That first day, I came home to a delightful luxury: A completely clean apartment with no effort on my part, except opening my wallet. I thought that there was one less beer in the fridge – at least, I was pretty sure it had been a full six-pack when I left that morning. But I didn’t really care. I had an apartment with a view of the Chrysler building, and it was clean enough to invite guests. I had arrived.

 

She came back two weeks later, and on that day, my apartment was returned to a magical clean state, and I had one less can of beer in the fridge. This time, I was sure she had drunk it.

 

By now, though, she had seen what my apartment looked like when I didn’t clean it first, and she didn’t try to raise her very reasonable rate.

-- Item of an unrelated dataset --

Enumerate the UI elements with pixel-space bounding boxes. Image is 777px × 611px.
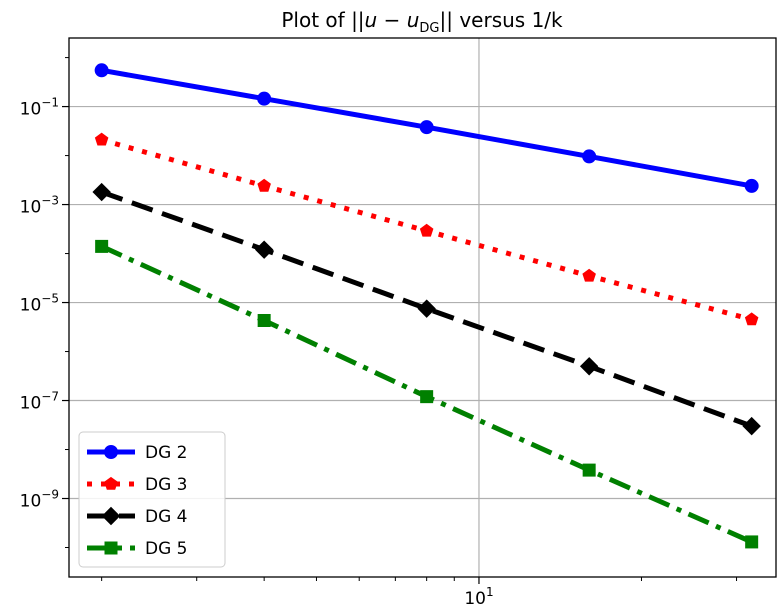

In case you, or some economic researcher of the future, want to know, the rate to clean a one-bedroom Manhattan apartment with two cats in 1995, it was $50 and one can of beer.

 

This seemed like a good deal. I was not a beer drinker, then or now, but I made the effort to keep my fridge stocked with beer. I discovered she only liked canned varieties, and no microbrews, and made sure there was always one can there for her, nicely chilled.

 

I liked her a lot, and once I left New York, could not find another like her, so instead I used cleaning services, when I could afford them. I kept hoping to find a regular person, and eventually, when The Departed started complaining too much about the burden of doing his own laundry, I asked around and received a recommendation – friend of friend, the Cleaning Lady.